Tradycją Razera stało się pokazywanie na targach CES kilku dość szalonych prototypów, ale zaprezentowany właśnie koncepcyjny fotel do gier ze zintegrowanym ogrzewaniem i chłodzeniem w rzeczywistości brzmi wręcz praktycznie. Project Arielle to siatkowy fotel gamingowy wyposażony w bezłopatkowy system wentylatorów, który zaprojektowano tak, aby zapewniał komfortową temperaturę niezależnie od otoczenia, w którym się znajdujesz.
Krótko próbowaliśmy tego tutaj w Targi CES 2025 i jest fajnie! Lub ciepły, w zależności od ustawionego trybu. Kiedy mój kolega Sean Hollister tego spróbował, stwierdził, iż nie tylko rozgrzewa i chłodzi jego tyłek, ale delikatnie i cicho wdmuchuje znaczną ilość klimatyzowanego powietrza na górną część pleców przez małe otwory wzdłuż górnej krawędzi krzesła.
Wygodniejszy sposób na odmrożenie tyłka.Zdjęcie: Antonio G. Di Benedetto / The Verge
Opierając się na Siatkowy fotel gamingowy Razer Fujin Pro za 1049 USD iż ty Móc Według Razera, Project Arielle ma trzy regulowane prędkości wentylatora, które mogą obniżyć odczuwalną temperaturę o 2 do 5 stopni Celsjusza (około 3,6 do 9 stopni Fahrenheita) w „suchym środowisku”. Brzmi to całkiem przydatne, jeżeli mieszkasz w gorącym klimacie lub jeżeli Twój komputer do gier emituje wystarczającą ilość ciepła, aby zamienić Twój pokój w pot.

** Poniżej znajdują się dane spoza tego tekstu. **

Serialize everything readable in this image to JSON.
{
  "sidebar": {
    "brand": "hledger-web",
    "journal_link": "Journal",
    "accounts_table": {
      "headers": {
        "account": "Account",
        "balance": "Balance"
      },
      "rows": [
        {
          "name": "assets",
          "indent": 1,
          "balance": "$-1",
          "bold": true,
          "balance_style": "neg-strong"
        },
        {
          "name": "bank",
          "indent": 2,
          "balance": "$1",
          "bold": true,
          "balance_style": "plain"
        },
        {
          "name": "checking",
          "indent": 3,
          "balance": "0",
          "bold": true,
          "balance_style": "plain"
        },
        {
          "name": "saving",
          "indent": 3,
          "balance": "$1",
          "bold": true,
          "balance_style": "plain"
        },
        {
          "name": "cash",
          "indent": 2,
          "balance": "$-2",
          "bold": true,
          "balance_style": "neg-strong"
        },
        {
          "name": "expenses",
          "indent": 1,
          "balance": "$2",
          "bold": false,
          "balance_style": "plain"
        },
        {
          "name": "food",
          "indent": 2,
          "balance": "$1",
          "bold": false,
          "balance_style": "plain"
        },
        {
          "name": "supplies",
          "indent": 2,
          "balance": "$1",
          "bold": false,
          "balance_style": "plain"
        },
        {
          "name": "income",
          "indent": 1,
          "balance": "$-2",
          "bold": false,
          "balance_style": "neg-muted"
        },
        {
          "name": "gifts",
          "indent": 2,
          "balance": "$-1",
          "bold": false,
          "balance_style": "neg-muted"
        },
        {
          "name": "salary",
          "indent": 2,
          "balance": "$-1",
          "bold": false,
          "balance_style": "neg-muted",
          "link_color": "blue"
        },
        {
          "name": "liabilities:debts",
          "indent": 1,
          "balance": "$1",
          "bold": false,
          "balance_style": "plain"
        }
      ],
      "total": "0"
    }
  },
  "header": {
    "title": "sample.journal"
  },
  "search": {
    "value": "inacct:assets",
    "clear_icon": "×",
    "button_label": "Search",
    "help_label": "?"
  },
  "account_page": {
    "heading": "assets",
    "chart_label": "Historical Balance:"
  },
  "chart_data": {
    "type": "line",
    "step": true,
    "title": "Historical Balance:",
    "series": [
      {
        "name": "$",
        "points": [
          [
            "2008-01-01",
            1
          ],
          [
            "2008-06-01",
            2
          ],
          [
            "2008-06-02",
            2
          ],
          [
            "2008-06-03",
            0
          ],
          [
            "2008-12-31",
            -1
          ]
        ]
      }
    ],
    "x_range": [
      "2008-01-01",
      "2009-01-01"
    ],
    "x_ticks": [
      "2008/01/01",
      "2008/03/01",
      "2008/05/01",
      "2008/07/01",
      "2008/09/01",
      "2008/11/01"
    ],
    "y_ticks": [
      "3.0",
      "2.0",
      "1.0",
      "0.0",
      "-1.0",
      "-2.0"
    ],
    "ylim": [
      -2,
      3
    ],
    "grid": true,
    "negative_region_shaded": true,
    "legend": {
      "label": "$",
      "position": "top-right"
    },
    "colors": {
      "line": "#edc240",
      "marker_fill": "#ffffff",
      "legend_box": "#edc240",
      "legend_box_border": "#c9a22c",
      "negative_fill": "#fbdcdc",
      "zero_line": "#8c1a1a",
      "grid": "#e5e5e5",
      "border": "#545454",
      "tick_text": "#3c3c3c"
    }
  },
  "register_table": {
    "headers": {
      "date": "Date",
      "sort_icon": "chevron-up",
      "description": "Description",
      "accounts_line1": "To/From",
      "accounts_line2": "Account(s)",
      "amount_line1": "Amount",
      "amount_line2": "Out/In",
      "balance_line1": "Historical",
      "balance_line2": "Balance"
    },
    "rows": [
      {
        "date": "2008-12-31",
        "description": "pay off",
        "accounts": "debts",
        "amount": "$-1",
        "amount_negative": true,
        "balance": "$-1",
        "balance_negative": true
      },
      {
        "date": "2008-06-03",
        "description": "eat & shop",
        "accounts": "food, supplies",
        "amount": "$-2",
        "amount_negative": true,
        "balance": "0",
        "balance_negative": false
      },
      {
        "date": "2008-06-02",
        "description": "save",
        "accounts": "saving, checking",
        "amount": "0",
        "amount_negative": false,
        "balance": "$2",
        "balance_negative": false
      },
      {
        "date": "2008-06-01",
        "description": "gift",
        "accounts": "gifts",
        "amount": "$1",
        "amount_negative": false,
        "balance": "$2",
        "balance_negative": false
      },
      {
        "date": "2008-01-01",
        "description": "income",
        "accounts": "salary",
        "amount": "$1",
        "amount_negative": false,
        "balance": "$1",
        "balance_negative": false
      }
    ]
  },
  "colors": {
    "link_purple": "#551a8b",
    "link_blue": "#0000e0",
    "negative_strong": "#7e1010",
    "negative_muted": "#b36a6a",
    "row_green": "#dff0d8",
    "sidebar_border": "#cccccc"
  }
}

Oto rendering pokazujący, jak gorące lub chłodne powietrze jest rozpraszane z krzesła.Obraz: Razera
W przypadku chłodniejszych warunków krzesło ma wbudowany system ogrzewania PTC (ten sam rodzaj, który można znaleźć w większości pojazdów i podgrzewanych foteli samochodowych), który może wydmuchać ciepłe powietrze o temperaturze 30 stopni Celsjusza (86 stopni Fahrenheita). Wentylatory i temperaturę reguluje się dzięki panelu dotykowego umieszczonego obok poduszki siedzenia. Biorąc pod uwagę, iż jest to produkt Razera, całe krzesło ma oczywiście oświetlenie RGB. Domyślnie jest ustawiony na zielony kolor, będący znakiem rozpoznawczym Razera, gdy jest wyłączony, i widzieliśmy, iż krawędź świeci się na czerwono, gdy jest ciepło, na niebiesko, gdy jest chłodno, oraz fioletowo lub pomarańczowo podczas chłodzenia lub nagrzewania.
Ikony na panelu dotykowym i wbudowane oświetlenie RGB wskazują, czy krzesło jest ustawione na nadmuch ciepłego, czy zimnego powietrza.Zdjęcie: Antonio G. Di Benedetto / The Verge
Jedna wada: na tym krześle nie można obrócić się o 360 stopni, nie owinąwszy się kablem, bo trzeba go podłączyć. Ale choćby prototyp ma już kabel, który można bezpiecznie odłączyć, jeżeli przypadkowo go szarpniesz.
Kabel odłączający rozłączy się, jeżeli zostanie pociągnięty, podobnie jak wczesne kontrolery Xbox.Zdjęcie: Antonio G. Di Benedetto / The Verge
Biorąc pod uwagę, iż Project Arielle jest jedynie krzesłem koncepcyjnym, niestety nie można go jeszcze kupić. Przez lata Razer prezentował na targach CES wiele dziwacznych koncepcji gadżetów dla graczy, w tym m.in poduszki na krzesła, które wstrząsają tyłkiem z dotykowym sprzężeniem zwrotnym.